Savage Race is a mid size obstacle course race with races all over the United States. The race I attended last weekend was at Mad River Mountain Ski Resort in Zanesfield, Ohio. Being at a ski resort, it isn't surprising that there was over 1000 feet of uphill travel. Big, long, one after another hills.

I woke up the morning of the race nervous. Now I'm not usually nervous, but I just got over a pretty bad ankle sprain and all I could think about was coming down the hills. I use different tactics to help me keep my mind right before a race. I have a specific playlist I listen to. I also listen to Steven Furtick's "I will fight." It's really good. Nothing was really getting me out of it.

When we got to the race I was running late. I didn't have time to do my warm up. I was wearing compression socks that I don't normally wear. These by no means are excuses for performance, they all contributed to the negative self talk in my mind. 

In bigger races like this where I know there are really fast people I normally like to start toward the back. My confidence feels better passing people rather than being passed. I chose to start in the front this time purely because I know how frustrating that hill is when you are trying to go around people. Now I have about 30 competitors that will pass me since there were about 5 ahead of me. I try to tell myself I am just running my race. That usually works.

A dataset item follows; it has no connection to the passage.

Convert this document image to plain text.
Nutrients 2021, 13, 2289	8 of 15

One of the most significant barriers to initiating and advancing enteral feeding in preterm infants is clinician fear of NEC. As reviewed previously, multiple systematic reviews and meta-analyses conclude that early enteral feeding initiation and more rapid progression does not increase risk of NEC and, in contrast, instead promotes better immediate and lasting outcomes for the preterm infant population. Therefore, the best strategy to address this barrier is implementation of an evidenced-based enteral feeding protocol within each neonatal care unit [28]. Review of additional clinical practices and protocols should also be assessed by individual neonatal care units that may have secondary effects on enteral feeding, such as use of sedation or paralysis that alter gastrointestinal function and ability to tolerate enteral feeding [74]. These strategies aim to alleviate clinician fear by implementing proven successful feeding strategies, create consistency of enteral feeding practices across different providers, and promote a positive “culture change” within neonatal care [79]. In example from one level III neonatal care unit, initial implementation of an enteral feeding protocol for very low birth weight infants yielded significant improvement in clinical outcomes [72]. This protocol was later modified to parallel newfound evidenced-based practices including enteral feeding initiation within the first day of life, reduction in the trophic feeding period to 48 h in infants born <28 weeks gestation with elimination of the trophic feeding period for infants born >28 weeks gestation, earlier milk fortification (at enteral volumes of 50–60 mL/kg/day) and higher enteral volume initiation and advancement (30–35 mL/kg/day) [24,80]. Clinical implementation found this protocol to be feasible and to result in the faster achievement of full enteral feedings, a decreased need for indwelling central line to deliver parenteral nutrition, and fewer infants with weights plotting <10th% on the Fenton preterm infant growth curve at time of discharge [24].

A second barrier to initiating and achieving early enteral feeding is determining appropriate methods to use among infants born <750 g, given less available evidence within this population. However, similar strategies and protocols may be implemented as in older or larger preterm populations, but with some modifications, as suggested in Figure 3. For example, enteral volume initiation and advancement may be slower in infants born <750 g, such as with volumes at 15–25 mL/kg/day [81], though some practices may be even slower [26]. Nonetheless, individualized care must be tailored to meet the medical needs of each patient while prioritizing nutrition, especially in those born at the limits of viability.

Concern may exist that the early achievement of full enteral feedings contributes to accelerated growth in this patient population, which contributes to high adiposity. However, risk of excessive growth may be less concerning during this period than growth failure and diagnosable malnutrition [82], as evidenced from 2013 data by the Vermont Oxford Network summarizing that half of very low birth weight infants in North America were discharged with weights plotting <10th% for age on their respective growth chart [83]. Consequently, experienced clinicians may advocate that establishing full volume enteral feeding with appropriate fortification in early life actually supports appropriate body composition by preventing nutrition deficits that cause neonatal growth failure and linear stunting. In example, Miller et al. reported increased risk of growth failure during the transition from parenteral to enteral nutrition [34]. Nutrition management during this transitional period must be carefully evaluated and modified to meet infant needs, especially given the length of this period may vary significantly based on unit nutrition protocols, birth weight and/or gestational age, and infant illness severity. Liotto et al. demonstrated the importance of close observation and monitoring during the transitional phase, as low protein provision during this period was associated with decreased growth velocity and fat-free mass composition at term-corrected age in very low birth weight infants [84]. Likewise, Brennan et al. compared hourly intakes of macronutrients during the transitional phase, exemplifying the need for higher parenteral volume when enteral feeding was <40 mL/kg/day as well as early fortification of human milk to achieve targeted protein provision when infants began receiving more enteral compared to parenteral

This is my first time racing this race. Last year I enjoyed it with my girlfriend who was pregnant. My memory of those hills weren't nearly as brutal. I pretty much thought they were going to suck, not SUCK. As my expectations were shattered the sabotaging self talk ensued. 

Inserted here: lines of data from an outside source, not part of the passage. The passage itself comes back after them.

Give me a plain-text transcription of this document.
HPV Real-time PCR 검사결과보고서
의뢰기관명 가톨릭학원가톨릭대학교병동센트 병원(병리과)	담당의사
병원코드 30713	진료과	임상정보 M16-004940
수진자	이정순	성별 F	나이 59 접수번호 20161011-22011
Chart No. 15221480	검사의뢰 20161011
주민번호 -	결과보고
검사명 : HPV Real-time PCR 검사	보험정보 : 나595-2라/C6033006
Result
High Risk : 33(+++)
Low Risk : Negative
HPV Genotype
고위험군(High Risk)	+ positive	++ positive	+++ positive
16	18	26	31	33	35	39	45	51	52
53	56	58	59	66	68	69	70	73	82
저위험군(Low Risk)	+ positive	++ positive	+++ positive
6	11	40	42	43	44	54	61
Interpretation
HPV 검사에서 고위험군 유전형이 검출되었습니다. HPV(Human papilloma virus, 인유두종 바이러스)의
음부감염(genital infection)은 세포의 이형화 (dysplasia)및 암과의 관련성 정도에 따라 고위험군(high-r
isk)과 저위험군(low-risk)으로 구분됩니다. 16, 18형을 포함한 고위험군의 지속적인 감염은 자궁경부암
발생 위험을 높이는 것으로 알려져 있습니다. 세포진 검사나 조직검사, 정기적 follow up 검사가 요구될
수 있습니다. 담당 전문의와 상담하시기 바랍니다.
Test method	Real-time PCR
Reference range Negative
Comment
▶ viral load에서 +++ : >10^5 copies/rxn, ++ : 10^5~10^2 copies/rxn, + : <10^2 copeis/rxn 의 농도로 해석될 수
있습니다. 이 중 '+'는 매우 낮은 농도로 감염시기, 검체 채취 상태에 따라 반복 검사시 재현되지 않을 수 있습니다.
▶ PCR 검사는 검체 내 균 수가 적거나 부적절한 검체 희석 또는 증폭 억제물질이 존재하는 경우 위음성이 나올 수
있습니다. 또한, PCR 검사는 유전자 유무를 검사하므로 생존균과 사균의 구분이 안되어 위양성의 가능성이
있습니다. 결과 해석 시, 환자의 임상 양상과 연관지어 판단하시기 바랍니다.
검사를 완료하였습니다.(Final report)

It wasn't until after mile 2 that things started to change for me. As soon as I stopped worrying about my ankle, and let my mind empty I was able to race. The obstacles didn't give me any trouble. Also the flat sections with all the turns allowed me to make up a lot of ground. As I let my fear disappear, the downhills became my friend again. 

After I finished exhausted I drank a ton of fluid, then took a nap. When I woke up I started thinking about my performance and how it could have been better. Really as far as effort goes, I did okay, for the mindset I had.  

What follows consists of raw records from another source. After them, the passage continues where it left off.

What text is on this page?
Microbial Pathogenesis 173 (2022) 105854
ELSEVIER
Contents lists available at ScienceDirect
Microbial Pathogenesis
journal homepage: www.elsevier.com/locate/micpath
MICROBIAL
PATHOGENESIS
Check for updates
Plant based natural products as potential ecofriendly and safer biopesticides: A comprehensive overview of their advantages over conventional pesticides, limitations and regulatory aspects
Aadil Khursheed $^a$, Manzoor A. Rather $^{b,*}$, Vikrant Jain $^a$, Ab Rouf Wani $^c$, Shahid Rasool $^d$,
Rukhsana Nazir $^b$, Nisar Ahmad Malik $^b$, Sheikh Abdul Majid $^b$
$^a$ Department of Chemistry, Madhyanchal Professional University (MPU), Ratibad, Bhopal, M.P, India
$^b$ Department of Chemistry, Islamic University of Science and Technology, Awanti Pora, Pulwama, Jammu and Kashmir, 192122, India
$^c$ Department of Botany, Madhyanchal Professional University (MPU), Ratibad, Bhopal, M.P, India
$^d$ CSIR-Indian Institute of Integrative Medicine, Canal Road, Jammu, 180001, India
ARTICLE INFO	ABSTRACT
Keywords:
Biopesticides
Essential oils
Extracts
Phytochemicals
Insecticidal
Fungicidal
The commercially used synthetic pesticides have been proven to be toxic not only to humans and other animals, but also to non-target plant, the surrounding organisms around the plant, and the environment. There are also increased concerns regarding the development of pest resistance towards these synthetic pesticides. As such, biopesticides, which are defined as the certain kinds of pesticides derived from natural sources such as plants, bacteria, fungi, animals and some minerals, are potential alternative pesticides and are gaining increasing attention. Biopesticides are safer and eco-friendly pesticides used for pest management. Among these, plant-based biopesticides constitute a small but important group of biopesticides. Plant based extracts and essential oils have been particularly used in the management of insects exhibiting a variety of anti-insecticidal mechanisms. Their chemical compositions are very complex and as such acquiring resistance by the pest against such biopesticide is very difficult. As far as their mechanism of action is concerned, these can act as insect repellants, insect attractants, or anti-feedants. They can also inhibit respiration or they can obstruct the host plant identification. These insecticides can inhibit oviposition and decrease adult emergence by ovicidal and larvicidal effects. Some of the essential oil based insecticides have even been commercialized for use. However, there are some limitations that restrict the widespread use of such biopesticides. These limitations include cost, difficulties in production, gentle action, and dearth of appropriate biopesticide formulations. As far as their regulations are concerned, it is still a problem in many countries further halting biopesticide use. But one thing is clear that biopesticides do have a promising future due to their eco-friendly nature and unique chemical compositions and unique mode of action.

I met many new people there. It was packed. My daughter Azalea got to experience her very first OCR experience, outside her mommy's belly. Both are always nice to have following a race like this. I'm excited for the rest of the season and the many new friends to make!
Lessons Learned from Savage Ohio: 

Most of the time giving our full effort isn't always physical during the race. Our minds allow the limits of our physical efforts to rise and fall. It is equally as important to train our minds as we train our bodies. We can prepare for the negative self talk with strategies like, targeted questions and honest answers before our race. We can also repeat affirmations, quotes or songs to help during the race. While training our bodies, if we periodically implement training days which will tax our minds as they can be during races, when we come face to face with that burn it will be something we are already familiar with. All these skills I believe will tie over very nicely into everyday life as well.
The Break Down
1) Recognize negative self talk before it has a chance to gain momentum. 
2) Have multiple mantras to repeat or recall memories of overcoming adversity to fight back against the enemy.  
3) Keep up with my training and add longer--Hill intervals.